The Meaning of Lila 1/15/09Are any of those thing prerequsites for buying a woman a drink? I've never needed to answer any of those questions. I've been asked if I had a concussion or if I was insane, but never if I was employed or secretly attracted to some guy. And what's the deal with that last question? If he had said yes, then what? Would the guys end up having gay sex or something? I guess I'm just out of the loop.
Jump Start 1/15/09
Hm...I may not be an expert, but I don't think there's any way to keep people from cracking jokes about colonoscopies. They're just inherantly funny to everyone except the people they're performed on.
That's Life 1/15/09
How did he get fourth? He should be #1 all the way. Just look at him, if you had a statue of Elvis right next to him there is no way you could tell the difference.

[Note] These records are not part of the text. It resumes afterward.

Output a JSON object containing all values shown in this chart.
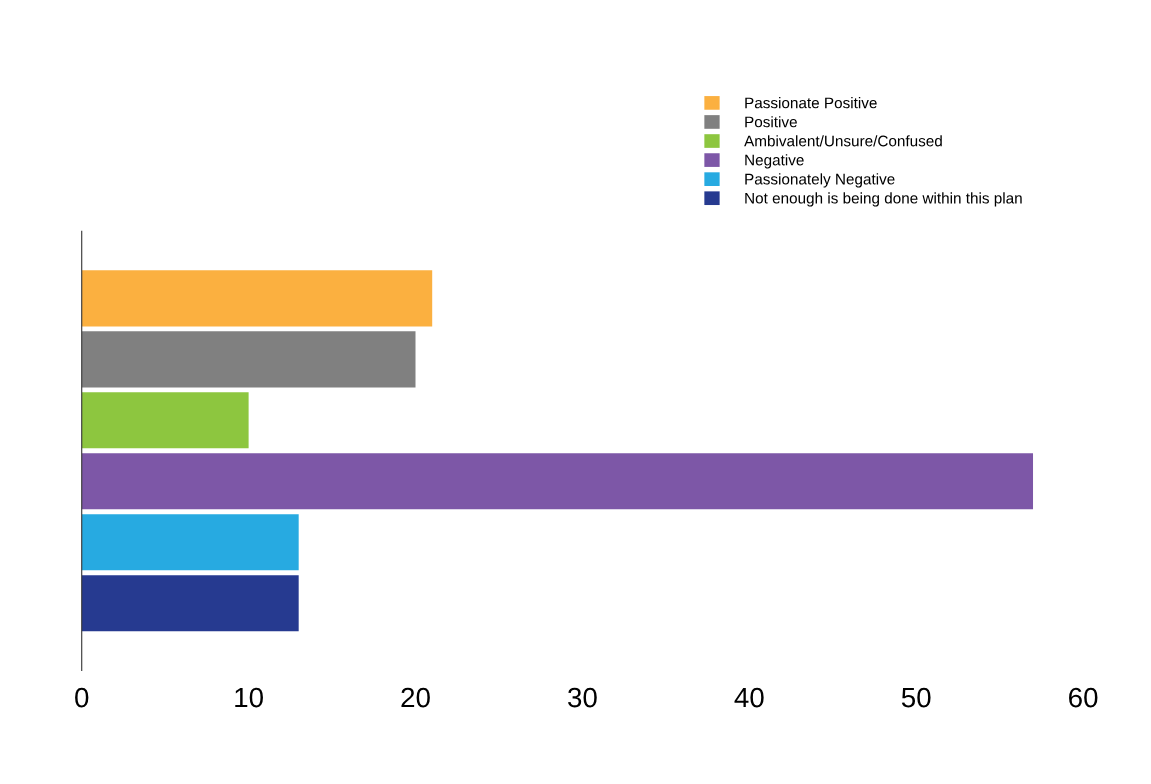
{
  "chart_data": {
    "type": "bar",
    "orientation": "horizontal",
    "categories": [
      null,
      null,
      null,
      null,
      null,
      null
    ],
    "series": [
      {
        "name": "Passionate Positive",
        "color": "#fbb040",
        "values": [
          21,
          null,
          null,
          null,
          null,
          null
        ]
      },
      {
        "name": "Positive",
        "color": "#808080",
        "values": [
          null,
          20,
          null,
          null,
          null,
          null
        ]
      },
      {
        "name": "Ambivalent/Unsure/Confused",
        "color": "#8dc63f",
        "values": [
          null,
          null,
          10,
          null,
          null,
          null
        ]
      },
      {
        "name": "Negative",
        "color": "#7d57a7",
        "values": [
          null,
          null,
          null,
          57,
          null,
          null
        ]
      },
      {
        "name": "Passionately Negative",
        "color": "#27aae1",
        "values": [
          null,
          null,
          null,
          null,
          13,
          null
        ]
      },
      {
        "name": "Not enough is being done within this plan",
        "color": "#263a90",
        "values": [
          null,
          null,
          null,
          null,
          null,
          13
        ]
      }
    ],
    "xlim": [
      0,
      60
    ],
    "xticks": [
      0,
      10,
      20,
      30,
      40,
      50,
      60
    ],
    "tick_labels": "x",
    "grid": false,
    "legend": "top right"
  }
}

But seriously, why is this a joke? There are contests all the time where someone is in the top 5 when they shouldn't be, it's only because no one cared to enter the contest. I recently won something because there were two prizes and I was one of two people to enter the contest. That doesn't make the situation funny. God, why do so many comics suck at their job?
Committed 1/15/09
I have lived in Minnesota my entire life and I have never seen anyone dressed in this manner. Maybe those pussies in New England or the Pacific Northwest over-dress, but not us here in the land of 10,000 lakes. I didn't even wear a jacket today(it was around -20 before windchill) and I didn't die or anything.
My main point is that MN=awesome, New England=pussies.
Just making sure you understand.
1 comment:
Watch your mouth about the Pacific NW, we don't even believe in umbrellas here!